God is working on the integrity.
I want the answer.
God is working on the trust.
I want the outcome.
God is refining the ingredients.
One line from my notes stopped me in my tracks:
If pain is not managed properly, it will create a philosophy.
Whew.
How often have I allowed disappointment to tell me who God is?
How often have I allowed hurt to shape my perspective?
How often have I interpreted a difficult season through my feelings instead of through truth?
Joseph could have built an entire worldview around his pain.
Instead, he allowed God to define reality for him.
That is why when his brothers stood before him years later, he could say, “You intended to harm me, but God intended it for good.”
Only a heart anchored in God can arrive at that conclusion.
Hebrews 13 ends by warning us about the love of money and calling us toward contentment.
Honestly, contentment has never come naturally to me.
I am a planner.
A fixer.
A person who likes progress, goals, timelines, and knowing what comes next.
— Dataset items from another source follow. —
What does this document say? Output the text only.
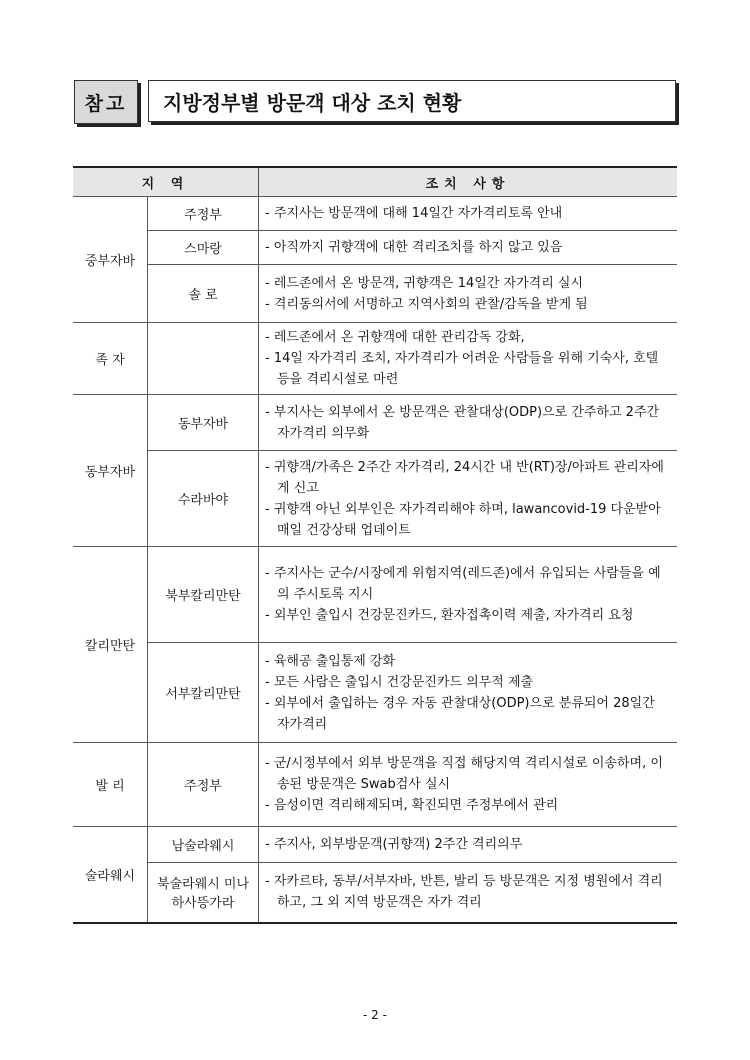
참고	지방정부별 방문객 대상 조치 현황
지 역		조치 사항
중부자바	주정부	- 주지사는 방문객에 대해 14일간 자가격리토록 안내

	스마랑	- 아직까지 귀향객에 대한 격리조치를 하지 않고 있음

	솔 로	- 레드존에서 온 방문객, 귀향객은 14일간 자가격리 실시
- 격리동의서에 서명하고 지역사회의 관찰/감독을 받게 됨

족 자		- 레드존에서 온 귀향객에 대한 관리감독 강화,
- 14일 자가격리 조치, 자가격리가 어려운 사람들을 위해 기숙사, 호텔 등을 격리시설로 마련

동부자바	동부자바	- 부지사는 외부에서 온 방문객은 관찰대상(ODP)으로 간주하고 2주간 자가격리 의무화

	수라바야	- 귀향객/가족은 2주간 자가격리, 24시간 내 반(RT)장/아파트 관리자에게 신고
- 귀향객 아닌 외부인은 자가격리해야 하며, lawancovid-19 다운받아 매일 건강상태 업데이트

칼리만탄	북부칼리만탄	- 주지사는 군수/시장에게 위험지역(레드존)에서 유입되는 사람들을 예의 주시토록 지시
- 외부인 출입시 건강문진카드, 환자접촉이력 제출, 자가격리 요청

	서부칼리만탄	- 육해공 출입통제 강화
- 모든 사람은 출입시 건강문진카드 의무적 제출
- 외부에서 출입하는 경우 자동 관찰대상(ODP)으로 분류되어 28일간 자가격리

발 리	주정부	- 군/시정부에서 외부 방문객을 직접 해당지역 격리시설로 이송하며, 이송된 방문객은 Swab검사 실시
- 음성이면 격리해제되며, 확진되면 주정부에서 관리

술라웨시	남술라웨시	- 주지사, 외부방문객(귀향객) 2주간 격리의무

	북술라웨시 미나하사뜽가라	- 자카르타, 동부/서부자바, 반튼, 발리 등 방문객은 지정 병원에서 격리하고, 그 외 지역 방문객은 자가 격리
- 2 -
Yet contentment requires trust.
It requires believing that God’s way is not merely right, but better.
Isaiah says His thoughts are higher than ours and His ways are higher than ours.
I am slowly learning that higher also means wiser.
The Father sees what I cannot.
The Son redeemed what I never could.
The Holy Spirit empowers me to live faithfully in the middle of whatever season I find myself in.
Maybe that is the lesson I am taking away from Hebrews 13 today.
I cannot always change what is happening around me.
I cannot control every setback, disappointment, or delay.
Yet I can pay attention to the ingredients.
Love.
Integrity.
Contentment.
Hospitality.
Faithfulness.
Trust.
The things God is building in me today will ultimately determine what He produces through me tomorrow.
And just like baking, the ingredients matter far more than we realize.